A estratégia do Planalto é responder sem aparentar defesa das facções criminosas. Por isso, o foco principal da comunicação deve ser a preservação da autonomia brasileira nas decisões internas.

Segundo interlocutores do governo, o discurso seguirá a mesma linha usada durante o episódio do tarifaço dos Estados Unidos, defendendo cooperação internacional, mas rejeitando qualquer tipo de interferência externa.

Lula avalia telefonema direto para Donald Trump

O presidente brasileiro considera fazer uma ligação direta para Donald Trump nos próximos dias. Integrantes do governo acreditam que o republicano pode não ter participado diretamente da formulação da medida.

A suspeita dentro do Planalto é de que setores mais radicais da gestão norte-americana tenham influenciado a decisão. Ainda assim, Lula deseja evitar uma escalada diplomática entre os dois países.

Planalto discute impactos econômicos e diplomáticos

Durante a quinta-feira, Lula conversou com ministros e assessores próximos para avaliar possíveis consequências da decisão norte-americana. Entre os principais pontos analisados estão os reflexos diplomáticos e econômicos. Entre as preocupações do governo estão:

  • possíveis prejuízos à cooperação internacional contra o crime organizado;
  • impacto em relações comerciais entre Brasil e Estados Unidos;
  • desgaste diplomático envolvendo futuras negociações bilaterais;
  • influência política da medida nas eleições brasileiras de 2026.
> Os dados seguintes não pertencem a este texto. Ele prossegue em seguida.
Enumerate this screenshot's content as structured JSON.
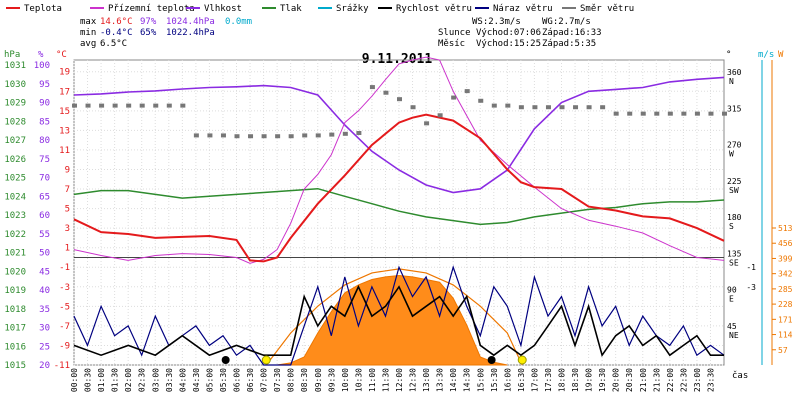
{
  "chart_data": {
    "type": "line",
    "title": "9.11.2011",
    "legend": [
      {
        "key": "teplota",
        "label": "Teplota",
        "color": "#e41a1c"
      },
      {
        "key": "prizemni",
        "label": "Přízemní teplota",
        "color": "#cc33cc"
      },
      {
        "key": "vlhkost",
        "label": "Vlhkost",
        "color": "#8a2be2"
      },
      {
        "key": "tlak",
        "label": "Tlak",
        "color": "#2e8b2e"
      },
      {
        "key": "srazky",
        "label": "Srážky",
        "color": "#00aacc"
      },
      {
        "key": "rychlost",
        "label": "Rychlost větru",
        "color": "#000000"
      },
      {
        "key": "naraz",
        "label": "Náraz větru",
        "color": "#000080"
      },
      {
        "key": "smer",
        "label": "Směr větru",
        "color": "#777777"
      }
    ],
    "stats": {
      "max_label": "max",
      "min_label": "min",
      "avg_label": "avg",
      "max_temp": "14.6°C",
      "max_hum": "97%",
      "max_press": "1024.4hPa",
      "max_rain": "0.0mm",
      "min_temp": "-0.4°C",
      "min_hum": "65%",
      "min_press": "1022.4hPa",
      "avg_temp": "6.5°C",
      "ws": "WS:2.3m/s",
      "wg": "WG:2.7m/s",
      "slunce": "Slunce",
      "mesic": "Měsíc",
      "sun_rise": "Východ:07:06",
      "sun_set": "Západ:16:33",
      "moon_rise": "Východ:15:25",
      "moon_set": "Západ:5:35"
    },
    "axes": {
      "hpa_title": "hPa",
      "pct_title": "%",
      "c_title": "°C",
      "deg_title": "°",
      "ms_title": "m/s",
      "w_title": "W",
      "hpa_ticks": [
        "1031",
        "1030",
        "1029",
        "1028",
        "1027",
        "1026",
        "1025",
        "1024",
        "1023",
        "1022",
        "1021",
        "1020",
        "1019",
        "1018",
        "1017",
        "1016",
        "1015"
      ],
      "pct_ticks": [
        "100",
        "95",
        "90",
        "85",
        "80",
        "75",
        "70",
        "65",
        "60",
        "55",
        "50",
        "45",
        "40",
        "35",
        "30",
        "25",
        "20"
      ],
      "c_ticks": [
        "19",
        "17",
        "15",
        "13",
        "11",
        "9",
        "7",
        "5",
        "3",
        "1",
        "-1",
        "-3",
        "-5",
        "-7",
        "-9",
        "-11"
      ],
      "deg_ticks": [
        "360",
        "315",
        "270",
        "225",
        "180",
        "135",
        "90",
        "45"
      ],
      "dir_ticks": [
        "N",
        "",
        "W",
        "SW",
        "S",
        "SE",
        "E",
        "NE"
      ],
      "ms_ticks": [
        "-1",
        "-3"
      ],
      "w_ticks": [
        "513",
        "456",
        "399",
        "342",
        "285",
        "228",
        "171",
        "114",
        "57"
      ],
      "xlabel": "čas",
      "x_ticks": [
        "00:00",
        "00:30",
        "01:00",
        "01:30",
        "02:00",
        "02:30",
        "03:00",
        "03:30",
        "04:00",
        "04:30",
        "05:00",
        "05:30",
        "06:00",
        "06:30",
        "07:00",
        "07:30",
        "08:00",
        "08:30",
        "09:00",
        "09:30",
        "10:00",
        "10:30",
        "11:00",
        "11:30",
        "12:00",
        "12:30",
        "13:00",
        "13:30",
        "14:00",
        "14:30",
        "15:00",
        "15:30",
        "16:00",
        "16:30",
        "17:00",
        "17:30",
        "18:00",
        "18:30",
        "19:00",
        "19:30",
        "20:00",
        "20:30",
        "21:00",
        "21:30",
        "22:00",
        "22:30",
        "23:00",
        "23:30"
      ]
    },
    "series": {
      "teplota": {
        "x": [
          0,
          1,
          2,
          3,
          4,
          5,
          6,
          6.5,
          7,
          7.5,
          8,
          9,
          10,
          11,
          12,
          12.5,
          13,
          14,
          15,
          16,
          16.5,
          17,
          18,
          19,
          20,
          21,
          22,
          23,
          24
        ],
        "y": [
          3.9,
          2.6,
          2.4,
          2.0,
          2.1,
          2.2,
          1.8,
          -0.3,
          -0.4,
          0.0,
          2.0,
          5.5,
          8.4,
          11.5,
          13.8,
          14.3,
          14.6,
          14.0,
          12.2,
          9.0,
          7.7,
          7.2,
          7.0,
          5.2,
          4.8,
          4.2,
          4.0,
          3.0,
          1.7
        ]
      },
      "prizemni": {
        "x": [
          0,
          1,
          2,
          3,
          4,
          5,
          6,
          6.5,
          7,
          7.5,
          8,
          8.5,
          9,
          9.5,
          10,
          10.5,
          11,
          11.5,
          12,
          12.5,
          13,
          13.5,
          14,
          15,
          16,
          17,
          18,
          19,
          20,
          21,
          22,
          23,
          24
        ],
        "y": [
          0.8,
          0.2,
          -0.3,
          0.2,
          0.4,
          0.3,
          0.0,
          -0.6,
          -0.2,
          0.8,
          3.5,
          7.0,
          8.5,
          10.5,
          13.8,
          15.0,
          16.5,
          18.2,
          19.8,
          20.2,
          20.5,
          20.2,
          17.0,
          12.0,
          9.5,
          7.2,
          5.0,
          3.8,
          3.2,
          2.5,
          1.2,
          0.0,
          -0.3
        ]
      },
      "vlhkost": {
        "x": [
          0,
          1,
          2,
          3,
          4,
          5,
          6,
          7,
          8,
          9,
          10,
          11,
          12,
          13,
          14,
          15,
          16,
          17,
          18,
          19,
          20,
          21,
          22,
          23,
          24
        ],
        "y": [
          92,
          92.3,
          92.8,
          93.1,
          93.6,
          94,
          94.2,
          94.5,
          94,
          92,
          84,
          77,
          72,
          68,
          66,
          67,
          72,
          83,
          90,
          93,
          93.5,
          94,
          95.5,
          96.2,
          96.7
        ]
      },
      "tlak": {
        "x": [
          0,
          1,
          2,
          3,
          4,
          5,
          6,
          7,
          8,
          9,
          10,
          11,
          12,
          13,
          14,
          15,
          16,
          17,
          18,
          19,
          20,
          21,
          22,
          23,
          24
        ],
        "y": [
          1024.1,
          1024.3,
          1024.3,
          1024.1,
          1023.9,
          1024.0,
          1024.1,
          1024.2,
          1024.3,
          1024.4,
          1024.0,
          1023.6,
          1023.2,
          1022.9,
          1022.7,
          1022.5,
          1022.6,
          1022.9,
          1023.1,
          1023.3,
          1023.4,
          1023.6,
          1023.7,
          1023.7,
          1023.8
        ]
      },
      "rychlost": {
        "x": [
          0,
          1,
          2,
          3,
          4,
          5,
          6,
          7,
          7.5,
          8,
          8.5,
          9,
          9.5,
          10,
          10.5,
          11,
          11.5,
          12,
          12.5,
          13,
          13.5,
          14,
          14.5,
          15,
          15.5,
          16,
          16.5,
          17,
          17.5,
          18,
          18.5,
          19,
          19.5,
          20,
          20.5,
          21,
          21.5,
          22,
          22.5,
          23,
          23.5,
          24
        ],
        "y": [
          -9,
          -10,
          -9,
          -10,
          -8,
          -10,
          -9,
          -10,
          -10,
          -10,
          -4,
          -7,
          -5,
          -6,
          -3,
          -6,
          -5,
          -3,
          -6,
          -5,
          -4,
          -6,
          -4,
          -9,
          -10,
          -9,
          -10,
          -9,
          -7,
          -5,
          -9,
          -5,
          -10,
          -8,
          -7,
          -9,
          -8,
          -10,
          -9,
          -8,
          -10,
          -10
        ]
      },
      "naraz": {
        "x": [
          0,
          0.5,
          1,
          1.5,
          2,
          2.5,
          3,
          3.5,
          4,
          4.5,
          5,
          5.5,
          6,
          6.5,
          7,
          7.5,
          8,
          8.5,
          9,
          9.5,
          10,
          10.5,
          11,
          11.5,
          12,
          12.5,
          13,
          13.5,
          14,
          14.5,
          15,
          15.5,
          16,
          16.5,
          17,
          17.5,
          18,
          18.5,
          19,
          19.5,
          20,
          20.5,
          21,
          21.5,
          22,
          22.5,
          23,
          23.5,
          24
        ],
        "y": [
          -6,
          -9,
          -5,
          -8,
          -7,
          -10,
          -6,
          -9,
          -8,
          -7,
          -9,
          -8,
          -10,
          -9,
          -11,
          -11,
          -11,
          -7,
          -3,
          -8,
          -2,
          -7,
          -3,
          -6,
          -1,
          -4,
          -2,
          -6,
          -1,
          -5,
          -8,
          -3,
          -5,
          -9,
          -2,
          -6,
          -4,
          -8,
          -3,
          -7,
          -5,
          -9,
          -6,
          -8,
          -9,
          -7,
          -10,
          -9,
          -10
        ]
      },
      "smer": {
        "x": [
          0,
          0.5,
          1,
          1.5,
          2,
          2.5,
          3,
          3.5,
          4,
          4.5,
          5,
          5.5,
          6,
          6.5,
          7,
          7.5,
          8,
          8.5,
          9,
          9.5,
          10,
          10.5,
          11,
          11.5,
          12,
          12.5,
          13,
          13.5,
          14,
          14.5,
          15,
          15.5,
          16,
          16.5,
          17,
          17.5,
          18,
          18.5,
          19,
          19.5,
          20,
          20.5,
          21,
          21.5,
          22,
          22.5,
          23,
          23.5,
          24
        ],
        "y": [
          322,
          322,
          322,
          322,
          322,
          322,
          322,
          322,
          322,
          285,
          285,
          285,
          284,
          284,
          284,
          284,
          284,
          285,
          285,
          286,
          287,
          288,
          345,
          338,
          330,
          320,
          300,
          310,
          332,
          340,
          328,
          322,
          322,
          320,
          320,
          320,
          320,
          320,
          320,
          320,
          312,
          312,
          312,
          312,
          312,
          312,
          312,
          312,
          312
        ]
      },
      "sun_w": {
        "x": [
          7.1,
          8,
          9,
          10,
          11,
          12,
          13,
          14,
          15,
          16,
          16.55
        ],
        "y": [
          0,
          120,
          220,
          300,
          345,
          360,
          345,
          300,
          220,
          120,
          0
        ]
      },
      "radiation_w": {
        "x": [
          7.5,
          8,
          8.5,
          9,
          9.5,
          10,
          10.5,
          11,
          11.5,
          12,
          12.5,
          13,
          13.5,
          14,
          14.5,
          15,
          15.5,
          16
        ],
        "y": [
          0,
          8,
          30,
          120,
          200,
          270,
          300,
          320,
          330,
          335,
          330,
          320,
          310,
          250,
          150,
          30,
          10,
          0
        ]
      }
    },
    "markers": {
      "sun_rise_h": 7.1,
      "sun_set_h": 16.55,
      "moon_set_h": 5.6,
      "moon_rise_h": 15.42
    }
  }
}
Como o governo teme apoio político de Trump a Flávio Bolsonaro?

A forma como a medida foi divulgada aumentou a desconfiança de aliados de Lula. Para integrantes do governo, o gesto pode indicar uma tentativa de aproximação política entre Trump e o grupo ligado ao ex-presidente Jair Bolsonaro.

Apesar disso, o Planalto avalia que um eventual apoio do republicano ao filho de Bolsonaro também poderia gerar desgaste eleitoral, já que a imagem de Trump enfrenta forte rejeição entre parte dos brasileiros.

Comunicação de Lula tenta equilibrar reação pública

Auxiliares da área de comunicação defendem que Lula fale sobre o tema ainda nesta sexta-feira durante agenda oficial em Sergipe. A intenção é manter o debate centrado na defesa da soberania brasileira.

Internamente, o governo admite existir uma “linha tênue” entre criticar a postura dos Estados Unidos e evitar interpretações de complacência com organizações criminosas. Por isso, a tendência é destacar principalmente os efeitos econômicos e diplomáticos da decisão.